女性ホルモンの分泌量は、一生のうちにティースプーン1杯分くらいしかないといわれています。このほんのちょっとしたバランスの乱れが、さまざまな不調につながるのです。
■更年期に起こる睡眠の悩み
更年期の睡眠の問題の原因はさまざまで、ほてりや発汗といった症状が夜間に起こることで睡眠が妨げられたり、不安や抑うつなどの精神状態に伴い眠れない問題が生じることもあります。
さらに、更年期とは関係なく、加齢自体が不眠の原因となっている場合もあります。症状に悩んだら必ず医師に診てもらいましょう。
■更年期不調をラクにする快眠のコツ
更年期で一番大切なのは、カラダを基礎から整えて、カラダ本来の力で健康を取り戻すことです。
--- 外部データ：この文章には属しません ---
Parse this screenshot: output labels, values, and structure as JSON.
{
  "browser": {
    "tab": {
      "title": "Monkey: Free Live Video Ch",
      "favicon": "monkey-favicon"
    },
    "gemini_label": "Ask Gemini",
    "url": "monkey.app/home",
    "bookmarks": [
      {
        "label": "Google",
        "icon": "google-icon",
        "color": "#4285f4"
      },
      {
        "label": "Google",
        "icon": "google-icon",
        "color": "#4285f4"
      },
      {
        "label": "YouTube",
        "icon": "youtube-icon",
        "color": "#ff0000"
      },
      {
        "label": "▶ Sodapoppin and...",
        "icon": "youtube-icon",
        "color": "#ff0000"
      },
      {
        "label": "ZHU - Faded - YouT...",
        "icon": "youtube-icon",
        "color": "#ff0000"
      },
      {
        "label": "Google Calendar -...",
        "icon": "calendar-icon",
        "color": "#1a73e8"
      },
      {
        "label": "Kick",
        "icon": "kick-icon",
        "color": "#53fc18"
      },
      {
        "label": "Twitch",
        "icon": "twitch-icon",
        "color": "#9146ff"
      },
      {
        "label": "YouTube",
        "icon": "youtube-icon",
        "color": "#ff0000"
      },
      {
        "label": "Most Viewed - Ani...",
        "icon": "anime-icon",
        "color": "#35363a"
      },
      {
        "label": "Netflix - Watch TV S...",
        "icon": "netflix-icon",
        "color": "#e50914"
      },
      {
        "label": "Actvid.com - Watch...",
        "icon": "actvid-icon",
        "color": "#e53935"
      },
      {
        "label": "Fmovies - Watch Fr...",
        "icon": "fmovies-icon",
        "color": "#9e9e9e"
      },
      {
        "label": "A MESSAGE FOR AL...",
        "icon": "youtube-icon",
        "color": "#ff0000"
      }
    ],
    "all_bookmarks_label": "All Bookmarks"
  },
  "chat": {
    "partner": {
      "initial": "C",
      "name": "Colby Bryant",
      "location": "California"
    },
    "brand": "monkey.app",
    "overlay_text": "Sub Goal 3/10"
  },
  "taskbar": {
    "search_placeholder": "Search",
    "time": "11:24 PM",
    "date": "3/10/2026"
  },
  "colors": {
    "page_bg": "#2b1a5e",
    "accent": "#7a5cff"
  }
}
更年期の睡眠の不調を軽減する、快眠のための3つのコツをお伝えします。
(1)朝起きたら朝日を浴びる
朝起きたら、まずはカーテンをあけて朝日を浴びる習慣をつけましょう。
朝日を浴びると、整体リズムを調整しているメカニズムの1つである「体内時計」がリセットされたます。
また、感情のコントロールや精神の安定に関与する「セロトニン」という脳内伝達物質が分泌されます。
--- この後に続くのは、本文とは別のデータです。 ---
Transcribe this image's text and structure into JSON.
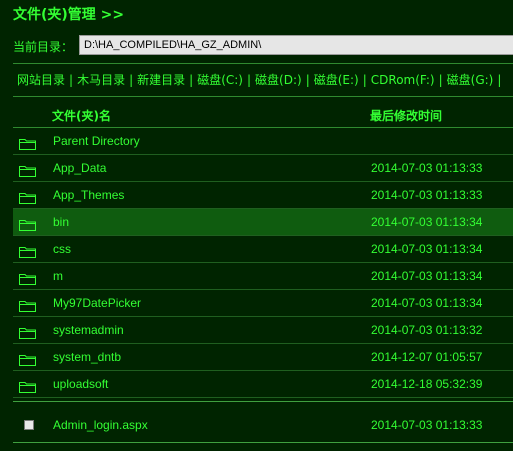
{
  "header": {
    "title": "文件(夹)管理 >>"
  },
  "path_bar": {
    "label": "当前目录：",
    "value": "D:\\HA_COMPILED\\HA_GZ_ADMIN\\"
  },
  "nav": {
    "items": [
      "网站目录",
      "木马目录",
      "新建目录",
      "磁盘(C:)",
      "磁盘(D:)",
      "磁盘(E:)",
      "CDRom(F:)",
      "磁盘(G:)"
    ]
  },
  "table": {
    "columns": [
      "文件(夹)名",
      "最后修改时间"
    ],
    "folders": [
      {
        "name": "Parent Directory",
        "time": ""
      },
      {
        "name": "App_Data",
        "time": "2014-07-03 01:13:33"
      },
      {
        "name": "App_Themes",
        "time": "2014-07-03 01:13:33"
      },
      {
        "name": "bin",
        "time": "2014-07-03 01:13:34"
      },
      {
        "name": "css",
        "time": "2014-07-03 01:13:34"
      },
      {
        "name": "m",
        "time": "2014-07-03 01:13:34"
      },
      {
        "name": "My97DatePicker",
        "time": "2014-07-03 01:13:34"
      },
      {
        "name": "systemadmin",
        "time": "2014-07-03 01:13:32"
      },
      {
        "name": "system_dntb",
        "time": "2014-12-07 01:05:57"
      },
      {
        "name": "uploadsoft",
        "time": "2014-12-18 05:32:39"
      }
    ],
    "files": [
      {
        "name": "Admin_login.aspx",
        "time": "2014-07-03 01:13:33"
      }
    ]
  },
  "colors": {
    "background": "#002400",
    "text": "#33ff33",
    "highlight_row": "#0f5c0f"
  },
  "icons": {
    "folder": "folder-icon",
    "file": "file-icon"
  }
}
セロトニンは日中に分泌され、夜は分泌されません。夜は天然の睡眠剤といわれる「メラトニン」が分泌されます。メラトニンの原料はセロトニンであると考えられています。
気持ちの良い朝日を浴びながら深呼吸をして、気持ちの良い一日をスタートさせましょう。
(2)運動を取り入れる
運動は健康維持に欠かせません。もちろん更年期の症状にもおすすめです。
できれば毎日少しずつ続けられるような、軽い運動から取り組むことがおすすめです。ラジオ体操やウォーキングはまさに気軽にできる運動です。さらに生活習慣病の予防にも効果的です。
また、水泳は浮力が身体の負担を軽くするのでおすすめです。水の中を歩くと水の抵抗が負荷になり、思った以上に運動効果が期待できます。
(3)頑張りすぎない
頑張ることは基本的に大切です。私たちは頑張ることを学校で教えられてきました。
ですが、頑張りすぎて仕事でも家庭でも手を抜かず完璧を目指していると、そのうち心も体も疲れてしまい、気がついた時には体調不良ということも。
人は完璧ではありません。不調が出た時は体からのSOSだと考えて「休む」ことが大切です。
特に更年期の時期は、身体が変化する大切な時期です。今までの考え方や、やり方を変える良い時期なのかもしれません。
以上、更年期の睡眠の不調を軽減する3つのコツをお伝えしました。カラダを基礎から整えて、快い眠りを取り戻し、更年期を穏やかに乗り切れるよう心がけてみてください。